Nurgül TEKELİ

Su, tüm canlılığın ortak sırrıdır. Kimyasal olarak basit yapılı bir molekül olmasına rağmen bilim insanları, suyun tespit edilen tüm sırlarını hala çözebilmiş değillerdir. Suyun oluşabilmesi bu basit yapıya rağmen son derece zordur. Aslında su, artık oluşmamaktadır. Sadece muhteşem bir su döngüsü vardır. Hep aynı su dünyamızda dönüp dolaşıp durmaktadır.
Suyu oluşturan oksijen ve hidrojen serbest haldeyken H2 ve O2 molekülleri halinde bulunurlar. Bu moleküllerin, su molekülleri oluşturabilmeleri için ancak çarpışarak birleşmeleri gerekir. Suyu oluşturacak bu çarpışmanın çok yüksek sıcaklıkta olması gerekiyor. Yeryüzünde suyun oluşmasını sağlayacak kadar yüksek ısı yoktur. Bilim dünyasının yapmış olduğu araştırmalar gerekli olan bu ısının dünyanın başlangıcında var olduğunu göstermektedir.
Dünyanın dörtte üçlük kısmını meydana getiren suyun ancak bu evrede oluştuğu tahmin edilmektedir. Bilimsel bulgulara göre su ve dünya aynı yaştadır yani sonradan su oluşmuş değildir. Bulgular, suyun, dünyanın ilk meydana geldiği sıcaklığında oluştuğunu gösteriyor.

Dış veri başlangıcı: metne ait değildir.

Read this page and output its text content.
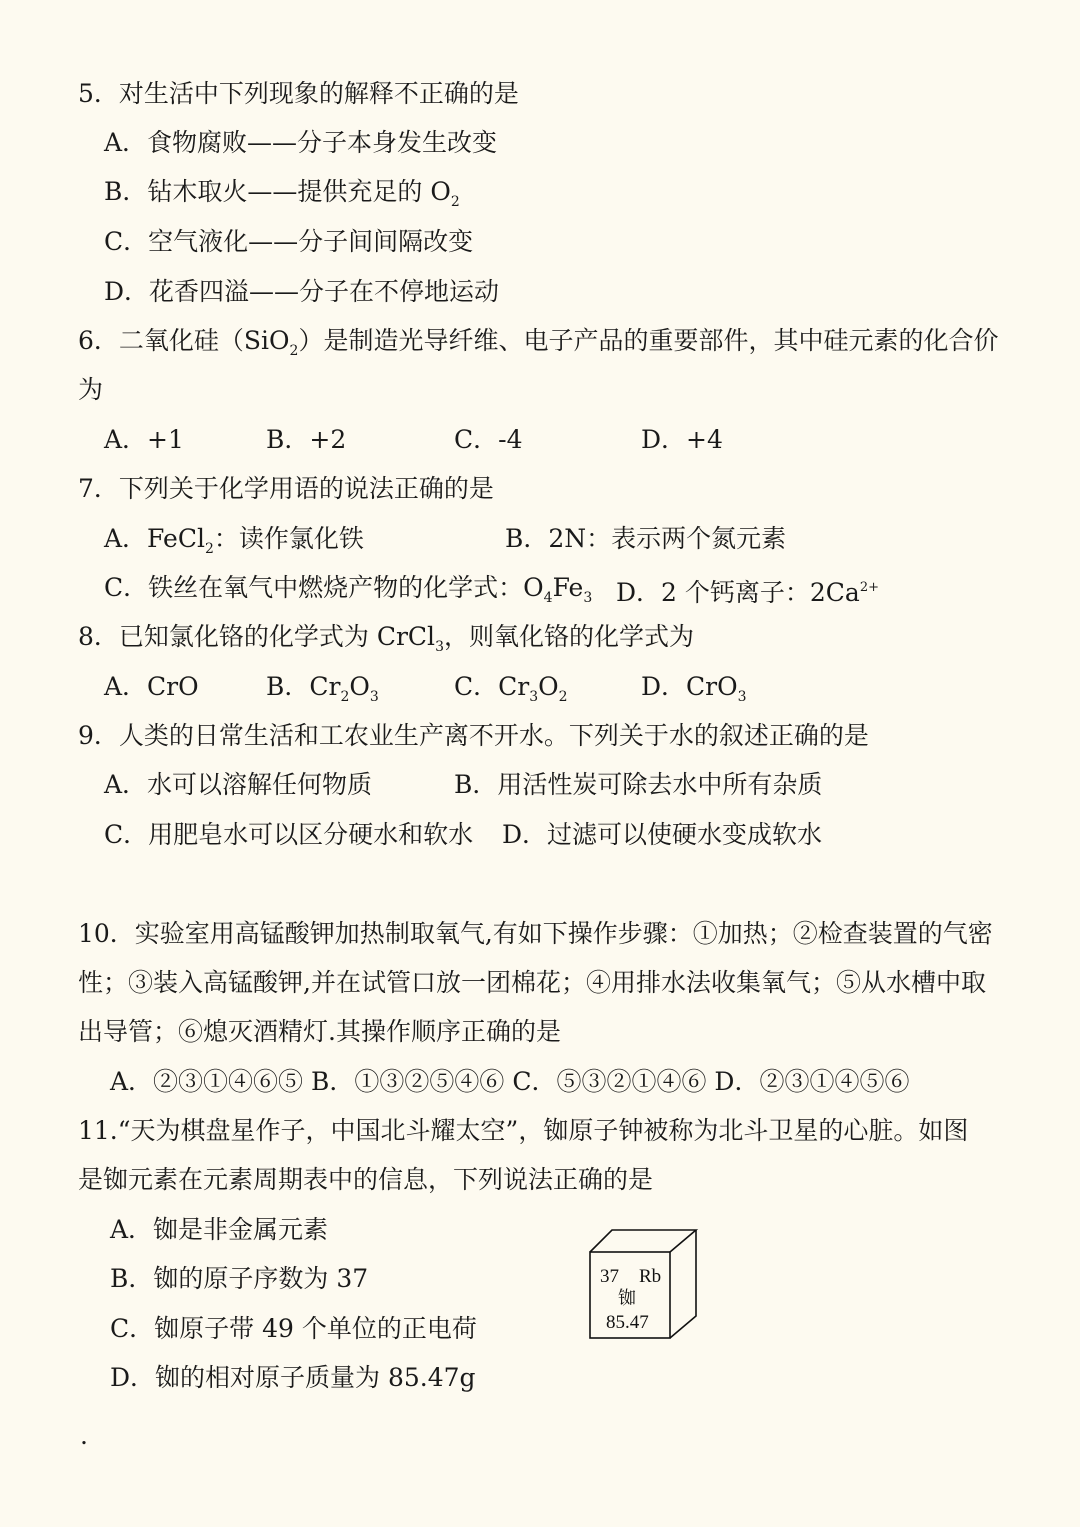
5．对生活中下列现象的解释不正确的是
A．食物腐败——分子本身发生改变
B．钻木取火——提供充足的 $O_2$
C．空气液化——分子间间隔改变
D．花香四溢——分子在不停地运动
6．二氧化硅（SiO$_2$）是制造光导纤维、电子产品的重要部件，其中硅元素的化合价
为
A．+1	B．+2	C．-4	D．+4
7．下列关于化学用语的说法正确的是
A．FeCl$_2$：读作氯化铁	B．2N：表示两个氮元素
C．铁丝在氧气中燃烧产物的化学式：$O_4Fe_3$ D．2 个钙离子：$2Ca^{2+}$
8．已知氯化铬的化学式为 CrCl$_3$，则氧化铬的化学式为
A．CrO	B．$Cr_2O_3$	C．$Cr_3O_2$	D．CrO$_3$
9．人类的日常生活和工农业生产离不开水。下列关于水的叙述正确的是
A．水可以溶解任何物质	B．用活性炭可除去水中所有杂质
C．用肥皂水可以区分硬水和软水 D．过滤可以使硬水变成软水
10．实验室用高锰酸钾加热制取氧气,有如下操作步骤：①加热；②检查装置的气密
性；③装入高锰酸钾,并在试管口放一团棉花；④用排水法收集氧气；⑤从水槽中取
出导管；⑥熄灭酒精灯.其操作顺序正确的是
A．②③①④⑥⑤ B．①③②⑤④⑥ C．⑤③②①④⑥ D．②③①④⑤⑥
11.“天为棋盘星作子，中国北斗耀太空”，铷原子钟被称为北斗卫星的心脏。如图
是铷元素在元素周期表中的信息，下列说法正确的是
A．铷是非金属元素
B．铷的原子序数为 37
C．铷原子带 49 个单位的正电荷
D．铷的相对原子质量为 85.47g
37 Rb
铷
85.47
.
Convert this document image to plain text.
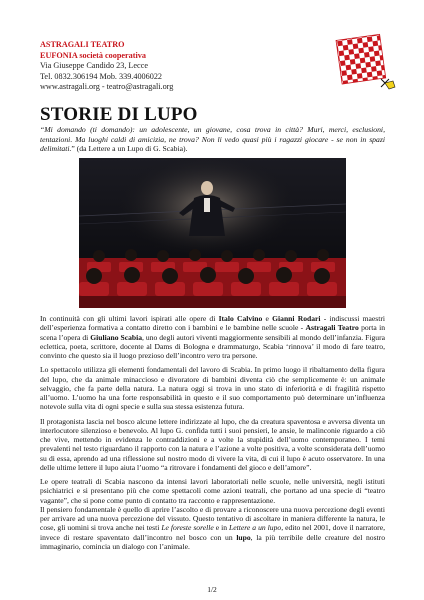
ASTRAGALI TEATRO
EUFONIA società cooperativa
Via Giuseppe Candido 23, Lecce
Tel. 0832.306194 Mob. 339.4006022
www.astragali.org - teatro@astragali.org
STORIE DI LUPO
“Mi domando (ti domando): un adolescente, un giovane, cosa trova in città? Muri, merci, esclusioni, tentazioni. Ma luoghi caldi di amicizia, ne trova? Non li vedo quasi più i ragazzi giocare - se non in spazi delimitati.” (da Lettere a un Lupo di G. Scabia).

In continuità con gli ultimi lavori ispirati alle opere di Italo Calvino e Gianni Rodari - indiscussi maestri dell’esperienza formativa a contatto diretto con i bambini e le bambine nelle scuole - Astragali Teatro porta in scena l’opera di Giuliano Scabia, uno degli autori viventi maggiormente sensibili al mondo dell’infanzia. Figura eclettica, poeta, scrittore, docente al Dams di Bologna e drammaturgo, Scabia ‘rinnova’ il modo di fare teatro, convinto che questo sia il luogo prezioso dell’incontro vero tra persone.

Lo spettacolo utilizza gli elementi fondamentali del lavoro di Scabia. In primo luogo il ribaltamento della figura del lupo, che da animale minaccioso e divoratore di bambini diventa ciò che semplicemente è: un animale selvaggio, che fa parte della natura. La natura oggi si trova in uno stato di inferiorità e di fragilità rispetto all’uomo. L’uomo ha una forte responsabilità in questo e il suo comportamento può determinare un’influenza notevole sulla vita di ogni specie e sulla sua stessa esistenza futura.

Il protagonista lascia nel bosco alcune lettere indirizzate al lupo, che da creatura spaventosa e avversa diventa un interlocutore silenzioso e benevolo. Al lupo G. confida tutti i suoi pensieri, le ansie, le malinconie riguardo a ciò che vive, mettendo in evidenza le contraddizioni e a volte la stupidità dell’uomo contemporaneo. I temi prevalenti nel testo riguardano il rapporto con la natura e l’azione a volte positiva, a volte sconsiderata dell’uomo su di essa, aprendo ad una riflessione sul nostro modo di vivere la vita, di cui il lupo è acuto osservatore. In una delle ultime lettere il lupo aiuta l’uomo “a ritrovare i fondamenti del gioco e dell’amore”.

Le opere teatrali di Scabia nascono da intensi lavori laboratoriali nelle scuole, nelle università, negli istituti psichiatrici e si presentano più che come spettacoli come azioni teatrali, che portano ad una specie di “teatro vagante”, che si pone come punto di contatto tra racconto e rappresentazione.

Il pensiero fondamentale è quello di aprire l’ascolto e di provare a riconoscere una nuova percezione degli eventi per arrivare ad una nuova percezione del vissuto. Questo tentativo di ascoltare in maniera differente la natura, le cose, gli uomini si trova anche nei testi Le foreste sorelle e in Lettere a un lupo, edito nel 2001, dove il narratore, invece di restare spaventato dall’incontro nel bosco con un lupo, la più terribile delle creature del nostro immaginario, comincia un dialogo con l’animale.

1/2
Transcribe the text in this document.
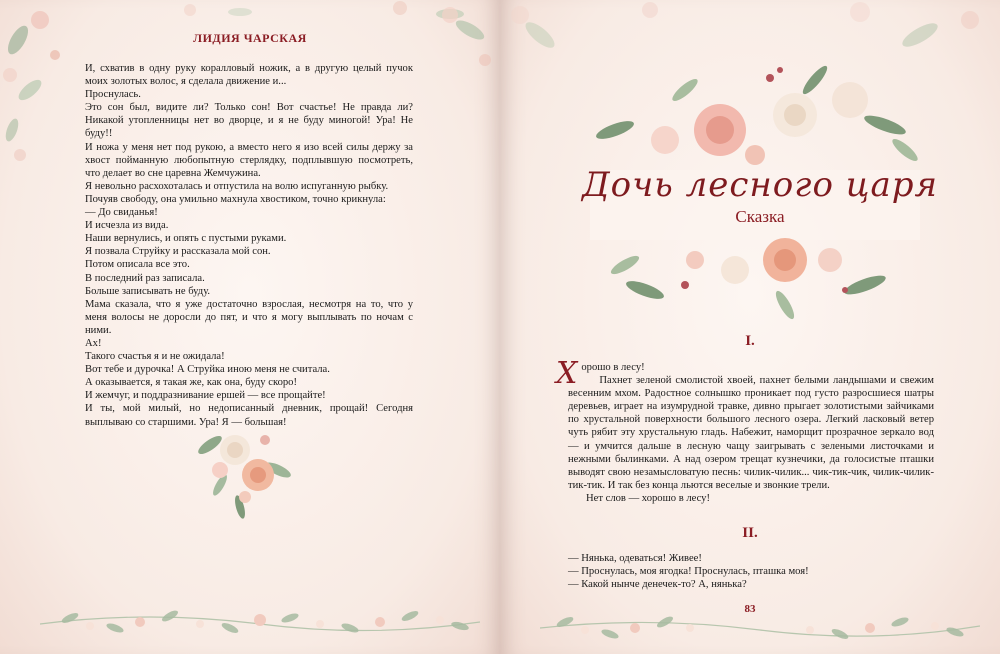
ЛИДИЯ ЧАРСКАЯ

И, схватив в одну руку коралловый ножик, а в другую целый пучок моих золотых волос, я сделала движение и...

Проснулась.

Это сон был, видите ли? Только сон! Вот счастье! Не правда ли? Никакой утопленницы нет во дворце, и я не буду миногой! Ура! Не буду!!

И ножа у меня нет под рукою, а вместо него я изо всей силы держу за хвост пойманную любопытную стерлядку, подплывшую посмотреть, что делает во сне царевна Жемчужина.

Я невольно расхохоталась и отпустила на волю испуганную рыбку.

Почуяв свободу, она умильно махнула хвостиком, точно крикнула:

— До свиданья!

И исчезла из вида.

Наши вернулись, и опять с пустыми руками.

Я позвала Струйку и рассказала мой сон.

Потом описала все это.

В последний раз записала.

Больше записывать не буду.

Мама сказала, что я уже достаточно взрослая, несмотря на то, что у меня волосы не доросли до пят, и что я могу выплывать по ночам с ними.

Ах!

Такого счастья я и не ожидала!

Вот тебе и дурочка! А Струйка иною меня не считала.

А оказывается, я такая же, как она, буду скоро!

И жемчуг, и поддразнивание ершей — все прощайте!

И ты, мой милый, но недописанный дневник, прощай! Сегодня выплываю со старшими. Ура! Я — большая!

Дочь лесного царя
Сказка
I.

Х орошо в лесу!

Пахнет зеленой смолистой хвоей, пахнет белыми ландышами и свежим весенним мхом. Радостное солнышко проникает под густо разросшиеся шатры деревьев, играет на изумрудной травке, дивно прыгает золотистыми зайчиками по хрустальной поверхности большого лесного озера. Легкий ласковый ветер чуть рябит эту хрустальную гладь. Набежит, наморщит прозрачное зеркало вод — и умчится дальше в лесную чащу заигрывать с зелеными листочками и нежными былинками. А над озером трещат кузнечики, да голосистые пташки выводят свою незамысловатую песнь: чилик-чилик... чик-тик-чик, чилик-чилик-тик-тик. И так без конца льются веселые и звонкие трели.

Нет слов — хорошо в лесу!

II.

— Нянька, одеваться! Живее!

— Проснулась, моя ягодка! Проснулась, пташка моя!

— Какой нынче денечек-то? А, нянька?

83
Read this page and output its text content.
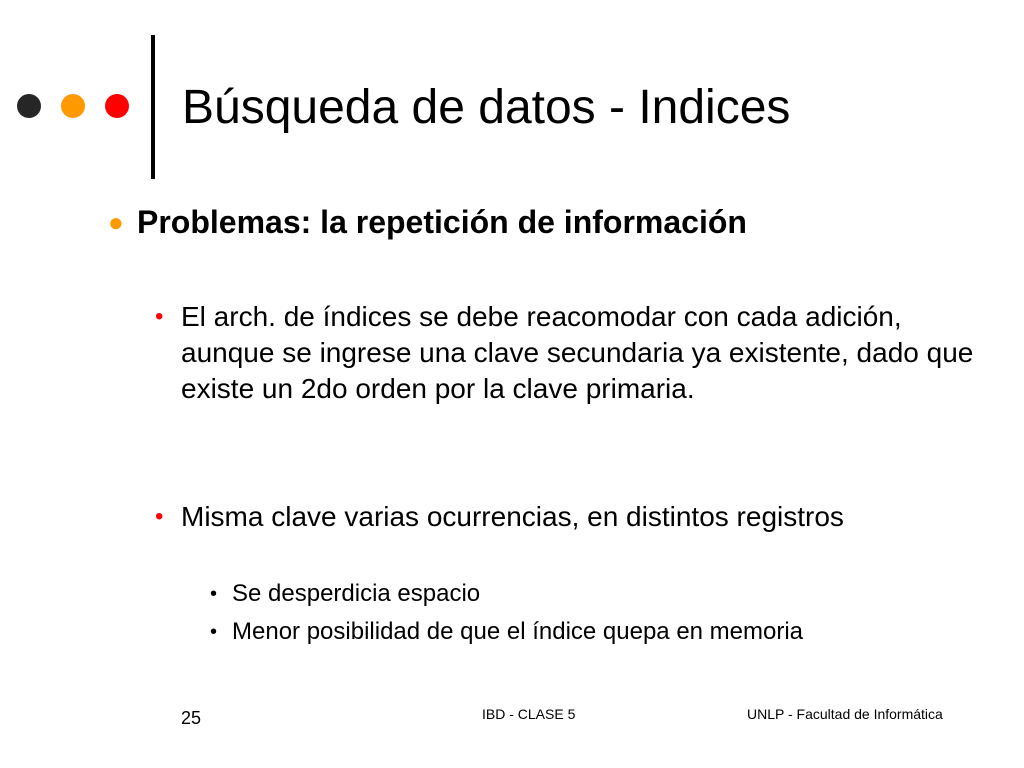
Búsqueda de datos - Indices
● Problemas: la repetición de información
• El arch. de índices se debe reacomodar con cada adición, aunque se ingrese una clave secundaria ya existente, dado que existe un 2do orden por la clave primaria.
• Misma clave varias ocurrencias, en distintos registros
• Se desperdicia espacio
• Menor posibilidad de que el índice quepa en memoria
25	IBD - CLASE 5	UNLP - Facultad de Informática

Dünyanın ilk oluşumu esnasındaki su, devir daim ile varlığını sürdürmektedir. Yani ilk yaratılış anındaki su miktarı, hala varlığını korumakta ve hep aynı su dünyayı dolaşmaktadır. Yeni bir su oluşum söz konusu değildir. Su, devamlı yağmur, su buhar, bulut şeklinde muazzam bir sistem ve canlılık kaynağı olarak dolaşır.
Su, canlıların yaşamını devam ettirmesi için önemli bir kaynaktır. Yaşamı sürdürmede ve biyolojik çeşitliliğin devamında büyük rol oynar.
Küresel ölçekte su tüketimi her geçen gün artıyor. Küresel ısınma nedeniyle iklim değişimi, aşırı hava olaylarının sıklaşması ve beraberinde temiz su kaynaklarının kirlenmesi kullanılabilir tatlı su kaynaklarının giderek tükenmesine neden oluyor.
Dünya ülkelerinin dörtte birinin suya erişimi kısıtlı veya yoktur. Su kaynaklarının azalması, göç, salgın hastalıklar gibi olumsuzluklara davetiye çıkarıyor.
Dünyadaki temiz tatlı su kaynağı sınırlıdır. Bu kaynağın sürekli kullanılmasına rağmen tükenmemesinin nedeni devir daim yapıyor oluşudur. Ancak tatlı sular yerkürede eşit oranda dağılmıyor. Bazı bölgeler su kaynakları açısından daha zenginken bazı bölgeler kısıtlıdır. Bir bölgede tatlı su kaynaklarının miktarını ihtiyaç duyulan su miktarından az olması su stresi olarak adlandırılır. Türkiye’de kişi başına düşen tatlı su miktarı 1.555 metreküptür. Yani Türkiye su stresi sınıfına dahil olan ülkeler arasında yer alıyor.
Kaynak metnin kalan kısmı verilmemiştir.